Варлам Шаламов, в 1920-е — студент юридического факультета Московского университета, деятель левой оппозиции и начинающий писатель, интересовался идеями ЛЕФа, некоторое время посещал кружок О. Брика, общался с С. Третьяковым — и, при всей очарованности идеями, был разочарован тем, что увидел[334].
Все многообразные позиции — в области эстетики, политики и теории литературы, — которые в то время существовали в рамках Левого фронта искусств, казались Шаламову догматическими, узкими и плохо согласующимися друг с другом.
Шаламова одновременно привлекала — и отталкивала — жесткая ориентация на «литературу факта», апелляция к документу, представление о том, что форму произведения должны диктовать свойства материала, а автор важен ровно в той мере, в которой отсутствует в тексте.
С точки зрения Шаламова, эта позиция не оставляла места для поэзии: «На Малую Бронную ходил я недолго из-за своей строптивости и из-за того, что мне жалко было стихов, не чьих-нибудь стихов, а стихов вообще.
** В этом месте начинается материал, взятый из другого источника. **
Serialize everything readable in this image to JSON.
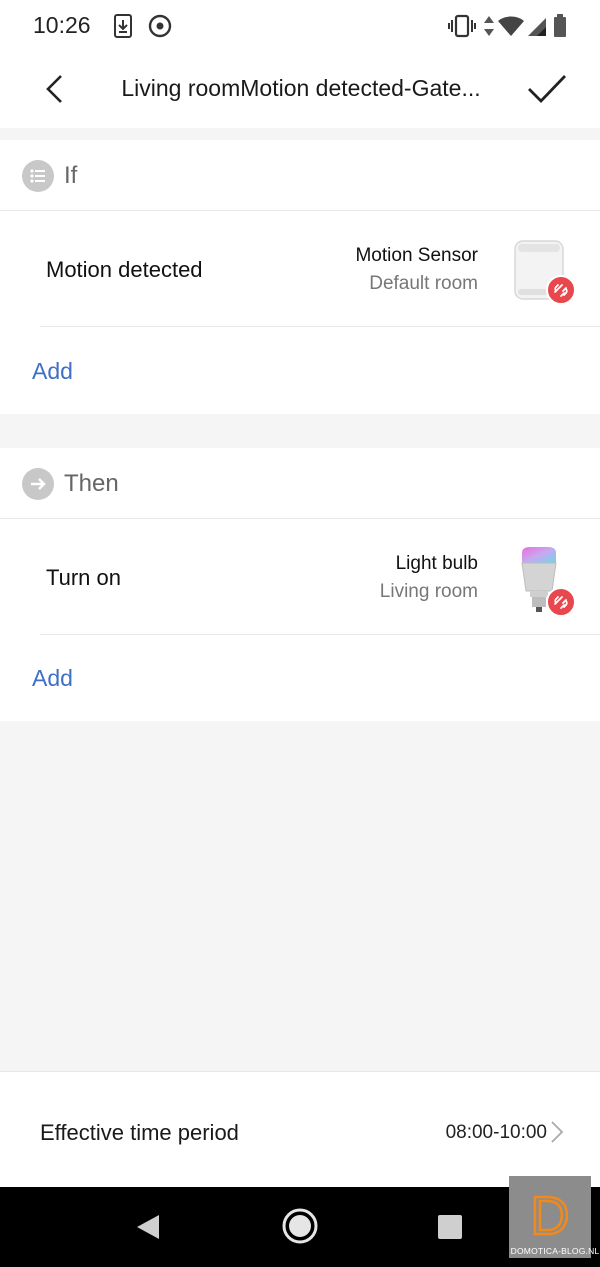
{
  "status_bar": {
    "time": "10:26",
    "icons": [
      "download-icon",
      "target-icon",
      "vibrate-icon",
      "data-arrows-icon",
      "wifi-icon",
      "signal-icon",
      "battery-icon"
    ]
  },
  "header": {
    "title": "Living roomMotion detected-Gate...",
    "back_icon": "chevron-left-icon",
    "confirm_icon": "checkmark-icon"
  },
  "if_section": {
    "label": "If",
    "icon": "list-icon",
    "conditions": [
      {
        "label": "Motion detected",
        "device_name": "Motion Sensor",
        "device_room": "Default room",
        "badge_icon": "link-broken-icon"
      }
    ],
    "add_label": "Add"
  },
  "then_section": {
    "label": "Then",
    "icon": "arrow-right-icon",
    "actions": [
      {
        "label": "Turn on",
        "device_name": "Light bulb",
        "device_room": "Living room",
        "badge_icon": "link-broken-icon"
      }
    ],
    "add_label": "Add"
  },
  "effective_period": {
    "label": "Effective time period",
    "value": "08:00-10:00"
  },
  "nav_bar": {
    "icons": [
      "back-triangle-icon",
      "home-circle-icon",
      "recents-square-icon"
    ]
  },
  "watermark": {
    "letter": "D",
    "text": "DOMOTICA-BLOG.NL"
  },
  "colors": {
    "accent_link": "#3f6fc7",
    "badge_red": "#e8474e",
    "watermark_orange": "#f08a1c"
  }
}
Стихам не было места в „литературе факта“…» (Шаламов 2004: 21). Стихи получали право на существование только как служебный, агитационный вид литературы[335].
Кроме того, Шаламову казалось — тогда и потом, — что отбор фактов и ракурсов для лефовского «монтажа» все равно производился извне и по идеологическим критериям. Сам объект описания получал высокий статус «материала» только в результате предварительного осмысления.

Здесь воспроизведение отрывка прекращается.